XG: I think that goes hand in hand with the question of being a woman. Unfortunately, looks are a factor in many fields, especially with women. Things are starting to become more fair though overall and skill outweighs looks in many cases.

ASL365: Do you think there should be a “Women-Only” festival line up, if so why is it important? 

XG: On one hand it is important because most (if not all) festivals right now have a lot more men than women as part of their line up so it would definitely help to showcase and support a lot of women who don’t get a chance to be in almost any festivals right now. On the other hand, it feeds into the separation of genders again. For me, all festivals generally speaking should make an effort to have a balanced line up.

ASL365: Do you ever receive criticism and if so, how would you normally deal with it?

XG: Any criticism I receive I take constructively as much as possible.
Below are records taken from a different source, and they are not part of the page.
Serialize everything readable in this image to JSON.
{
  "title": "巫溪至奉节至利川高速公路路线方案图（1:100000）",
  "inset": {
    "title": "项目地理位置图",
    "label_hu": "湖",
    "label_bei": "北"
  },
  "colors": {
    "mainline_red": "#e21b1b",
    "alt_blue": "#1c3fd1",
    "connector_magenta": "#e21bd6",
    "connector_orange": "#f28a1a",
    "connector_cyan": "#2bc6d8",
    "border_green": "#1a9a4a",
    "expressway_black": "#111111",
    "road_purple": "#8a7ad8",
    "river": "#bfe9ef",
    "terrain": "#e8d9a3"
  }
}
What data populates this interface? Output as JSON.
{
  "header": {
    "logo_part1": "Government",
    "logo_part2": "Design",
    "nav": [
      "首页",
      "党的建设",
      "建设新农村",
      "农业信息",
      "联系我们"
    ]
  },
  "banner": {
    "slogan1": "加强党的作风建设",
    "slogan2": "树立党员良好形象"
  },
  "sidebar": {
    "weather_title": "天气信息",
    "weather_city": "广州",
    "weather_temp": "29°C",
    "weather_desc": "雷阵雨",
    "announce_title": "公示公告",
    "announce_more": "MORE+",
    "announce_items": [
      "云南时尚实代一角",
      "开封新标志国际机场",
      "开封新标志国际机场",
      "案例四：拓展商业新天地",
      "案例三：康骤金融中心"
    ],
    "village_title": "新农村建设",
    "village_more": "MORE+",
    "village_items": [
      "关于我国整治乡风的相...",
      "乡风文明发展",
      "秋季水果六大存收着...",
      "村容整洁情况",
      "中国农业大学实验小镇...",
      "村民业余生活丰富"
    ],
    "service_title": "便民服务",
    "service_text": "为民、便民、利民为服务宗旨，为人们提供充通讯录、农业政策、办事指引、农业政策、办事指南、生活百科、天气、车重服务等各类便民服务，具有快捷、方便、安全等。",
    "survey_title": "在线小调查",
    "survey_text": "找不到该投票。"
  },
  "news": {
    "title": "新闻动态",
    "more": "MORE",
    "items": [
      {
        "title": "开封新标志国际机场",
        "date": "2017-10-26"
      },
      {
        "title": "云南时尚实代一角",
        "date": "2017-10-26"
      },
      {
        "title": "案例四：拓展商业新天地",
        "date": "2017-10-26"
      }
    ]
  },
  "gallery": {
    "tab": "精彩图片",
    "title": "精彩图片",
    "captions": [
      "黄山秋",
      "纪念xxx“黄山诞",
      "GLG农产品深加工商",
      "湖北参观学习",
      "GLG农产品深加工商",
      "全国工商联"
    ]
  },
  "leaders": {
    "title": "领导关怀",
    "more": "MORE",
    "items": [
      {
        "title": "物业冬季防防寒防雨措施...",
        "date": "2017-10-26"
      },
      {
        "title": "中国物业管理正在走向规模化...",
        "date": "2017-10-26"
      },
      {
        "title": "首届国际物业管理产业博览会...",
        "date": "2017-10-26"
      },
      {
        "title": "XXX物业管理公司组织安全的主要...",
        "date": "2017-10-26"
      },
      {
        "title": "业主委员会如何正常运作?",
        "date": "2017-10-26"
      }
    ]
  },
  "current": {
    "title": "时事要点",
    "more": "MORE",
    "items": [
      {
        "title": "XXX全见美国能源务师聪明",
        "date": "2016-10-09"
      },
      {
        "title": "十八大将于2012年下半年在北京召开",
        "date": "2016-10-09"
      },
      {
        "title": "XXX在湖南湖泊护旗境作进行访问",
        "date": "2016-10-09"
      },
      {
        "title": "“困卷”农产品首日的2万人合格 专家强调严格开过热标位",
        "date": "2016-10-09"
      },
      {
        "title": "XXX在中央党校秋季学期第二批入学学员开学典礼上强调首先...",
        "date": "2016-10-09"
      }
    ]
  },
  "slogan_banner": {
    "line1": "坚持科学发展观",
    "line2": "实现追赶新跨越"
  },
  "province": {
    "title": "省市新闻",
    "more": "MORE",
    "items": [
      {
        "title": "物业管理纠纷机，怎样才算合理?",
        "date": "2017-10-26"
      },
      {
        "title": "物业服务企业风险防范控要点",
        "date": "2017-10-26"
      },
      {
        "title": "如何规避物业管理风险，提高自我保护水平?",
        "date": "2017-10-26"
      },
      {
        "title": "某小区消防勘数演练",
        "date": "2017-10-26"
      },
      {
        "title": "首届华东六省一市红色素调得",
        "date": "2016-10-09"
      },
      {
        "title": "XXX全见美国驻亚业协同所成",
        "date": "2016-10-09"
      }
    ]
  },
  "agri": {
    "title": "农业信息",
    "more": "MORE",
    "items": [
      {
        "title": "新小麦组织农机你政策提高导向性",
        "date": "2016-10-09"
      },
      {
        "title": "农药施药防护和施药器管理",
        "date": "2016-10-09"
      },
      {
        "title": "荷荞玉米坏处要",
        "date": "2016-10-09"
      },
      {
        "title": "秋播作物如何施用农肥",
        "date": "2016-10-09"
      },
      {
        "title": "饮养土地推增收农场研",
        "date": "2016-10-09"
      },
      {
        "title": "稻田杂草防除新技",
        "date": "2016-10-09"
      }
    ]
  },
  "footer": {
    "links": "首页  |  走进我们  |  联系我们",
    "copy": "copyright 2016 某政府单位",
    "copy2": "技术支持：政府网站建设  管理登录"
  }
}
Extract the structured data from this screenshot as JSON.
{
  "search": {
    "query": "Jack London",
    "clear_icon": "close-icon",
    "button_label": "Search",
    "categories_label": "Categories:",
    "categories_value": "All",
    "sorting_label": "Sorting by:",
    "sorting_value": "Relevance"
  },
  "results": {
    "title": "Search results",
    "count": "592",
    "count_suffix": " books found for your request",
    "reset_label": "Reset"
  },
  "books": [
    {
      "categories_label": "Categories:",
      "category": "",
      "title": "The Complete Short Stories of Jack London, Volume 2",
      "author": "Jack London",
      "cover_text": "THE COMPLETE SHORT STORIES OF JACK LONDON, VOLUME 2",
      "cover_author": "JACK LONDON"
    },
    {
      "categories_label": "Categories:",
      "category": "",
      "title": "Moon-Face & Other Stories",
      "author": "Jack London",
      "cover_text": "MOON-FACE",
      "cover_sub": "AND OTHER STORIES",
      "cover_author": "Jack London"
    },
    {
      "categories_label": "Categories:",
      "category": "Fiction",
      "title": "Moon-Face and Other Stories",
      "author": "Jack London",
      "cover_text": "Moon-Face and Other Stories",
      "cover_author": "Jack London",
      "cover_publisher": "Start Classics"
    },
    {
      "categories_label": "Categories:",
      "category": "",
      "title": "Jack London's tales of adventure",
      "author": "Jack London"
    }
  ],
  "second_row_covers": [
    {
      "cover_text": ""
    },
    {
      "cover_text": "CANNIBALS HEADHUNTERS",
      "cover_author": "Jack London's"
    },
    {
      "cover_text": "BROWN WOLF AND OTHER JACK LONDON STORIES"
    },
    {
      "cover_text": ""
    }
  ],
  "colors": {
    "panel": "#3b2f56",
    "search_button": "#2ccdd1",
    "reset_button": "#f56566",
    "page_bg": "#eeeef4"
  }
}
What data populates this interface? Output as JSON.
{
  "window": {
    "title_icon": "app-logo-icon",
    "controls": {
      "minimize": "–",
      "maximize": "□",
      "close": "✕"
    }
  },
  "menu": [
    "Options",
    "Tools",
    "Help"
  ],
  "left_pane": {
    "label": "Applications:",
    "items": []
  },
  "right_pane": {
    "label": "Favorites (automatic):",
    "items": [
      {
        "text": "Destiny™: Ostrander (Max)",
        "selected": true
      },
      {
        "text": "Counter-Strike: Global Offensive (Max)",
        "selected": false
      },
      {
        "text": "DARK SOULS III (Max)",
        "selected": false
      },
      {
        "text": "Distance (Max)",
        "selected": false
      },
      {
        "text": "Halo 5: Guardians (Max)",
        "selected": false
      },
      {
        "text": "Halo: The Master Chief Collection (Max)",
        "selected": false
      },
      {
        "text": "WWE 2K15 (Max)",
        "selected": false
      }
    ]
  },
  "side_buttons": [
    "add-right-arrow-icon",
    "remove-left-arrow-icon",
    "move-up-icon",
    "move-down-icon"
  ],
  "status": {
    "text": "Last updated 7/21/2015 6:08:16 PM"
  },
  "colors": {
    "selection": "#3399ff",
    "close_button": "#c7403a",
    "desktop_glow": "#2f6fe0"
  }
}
Everyone is entitled to their opinion just the way I am entitled to my own. As long as someone doesn’t offend me then I am happy to receive any criticism

ASL365: Any advice for young women who want to get into electronic music?

XG: Always keep in mind that music is an art and that means gender is not an issue that should be a factor to if you can make it or not. Believe in yourself and never take no as an answer

ASL365: What are the plans for the rest of the year?

XG: I am in the studio writing and producing as much new music as possible! Hopefully with everything that is happening with the Coronavirus, I can also be back on track with my summer tour which will be announced soon!